Norton Juster, author of ‘The Phantom Tollbooth’, dead at 91

NEW YORK – Norton Juster, a children’s author who brought fashion to the world of a multi-million-selling classic and thrilling punditry.Phantom tollboothHaving remained true to his wide eyes in such favorites as “The Dot and the Line” and “Stark Naked”, 91 has died.

Juster’s death was confirmed Tuesday by a spokesperson for Random House Children’s Books, who did not immediately provide details. Juster’s friend and fellow writer Moe Willems Tweeted on tuesday That juster ran “out of stories” and died “peacefully” the night before.

“Norton’s greatest work was himself: a tapestry of delightful stories,” Willems wrote.

The “Phantom Tollbooth”, published in 1961, followed the adventures of young Milo through the Kingdom of Wisdom, a land stretching from The Valley of Confusion to The Valley of Sound, the iconic Princess Raimi and the horror of Rezon and Het. Is inhabited by gorgons. And Malice.

The drawing was provided by his roommate at the time, Jules Fifer, who would later collaborate with Juster in “The Odysse Augre” in 2010. Eric Carle of “The Very Hungry Caterpillar” portrayed Juster’s “Otter Nonsense”. In 1982.

As Juster wrote in the 1999 rebirth introduction to “The Phantom Tollbooth,” he first thought of the book when he was in his late 20s and was working at an architectural firm in New York City. He found himself surprised, the way a child can be, about how people relate to the world around them.

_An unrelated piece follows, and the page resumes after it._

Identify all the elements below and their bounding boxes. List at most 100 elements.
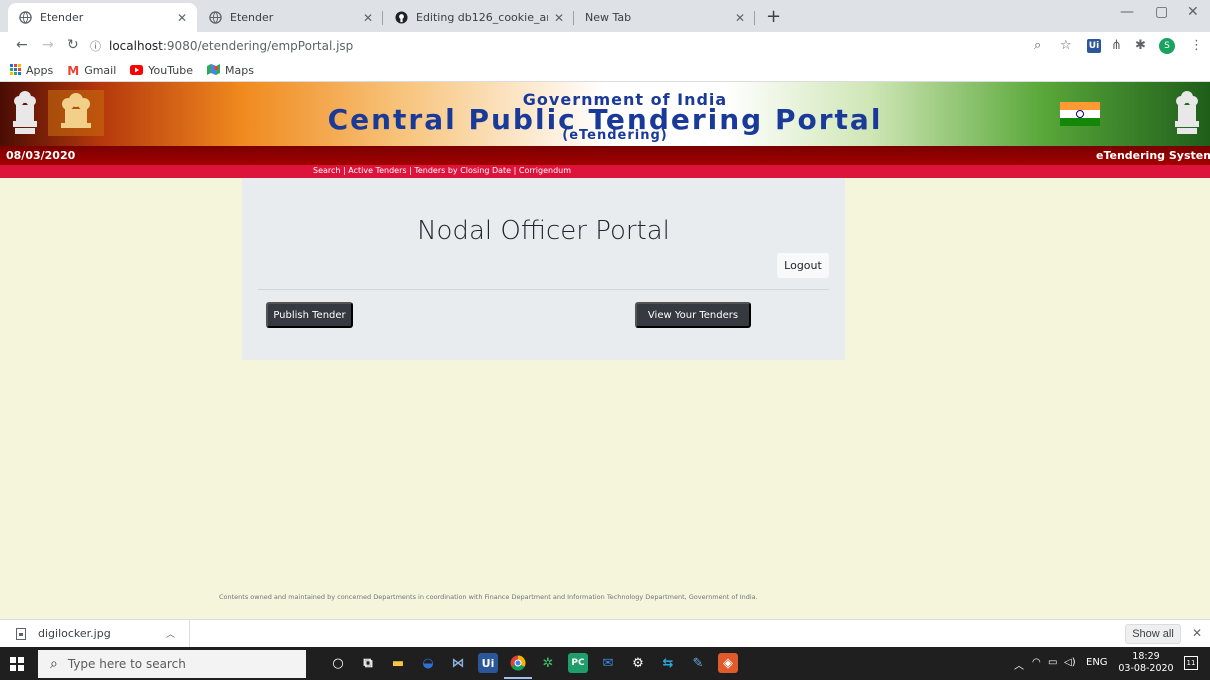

He received a grant for a book on urban planning and kept researching it for months before a boy’s “staggering” question – heard by a juster in a restaurant – changed his story and changed his life: “What’s the biggest number?”

“I started writing what I thought would be about a child’s confrontation with numbers and words and meanings and other strange concepts imposed on children,” he wrote. “I loved the opportunity to turn things upside-down and inside-out and indulge in all the bad jokes and sentences and wordplay that my father introduced me to when I was growing up.”

Norton juster
Norton Juster’s “The Phantom Tollbooth” was changed to a 1970 film starring Butch Patrick.
Everett Collection

Another Justir Admiral, Maurice Sendak, would praise the book’s “exuberant and brilliant linguistic delight in linguistic acrobatics.” A 1970 film adaptation starred Butch Patrick of “The Munsters”, and “The Phantom Tollbooth” was later composed into a musical, with a song by Arnold Black and lyrics by Sheldon Hornick.

Justner’s 54-year-old wife, Jean, died in 2018. They had a daughter, Emily.

Juster, a native of New York City, was the architect’s son and brother and never completely changed from his family’s craft. While co-founder of the architectural company Juster Pope Associates in Shelburne Falls, Massachusetts, he continued to write books and his stories often combined his seemingly contrasting gifts to structure and unequality.

“Dot and the Line: A Romance in Mathematics” is a love triangle that Juster would have just imagined – between a straight and straight line, a dot dot and a swinging squiggle. (Animator Chuck Jones adapted it into an Oscar-winning short film).

“Stark Naked” finds an impartial hero wandering in a city of emotional heights, encountering such characters as intellectual Noel Lott and the school’s principal, Martin Nett.

Juster’s recent stories include “The Hello, Goodbye Window”, for which illustrator Chris Ruska received a Caldacott Medal, and the sequel “Sourpuss and Sweetie Pie.” A Project He Never Got: That Book on Urban Planning.

“The funny thing is that many of the things I was thinking about that book found their way into ‘The Phantom Tollbooth’,” he wrote in 1999. “Maybe someday when I’m trying, I’ll get it back. Avoid doing anything else.”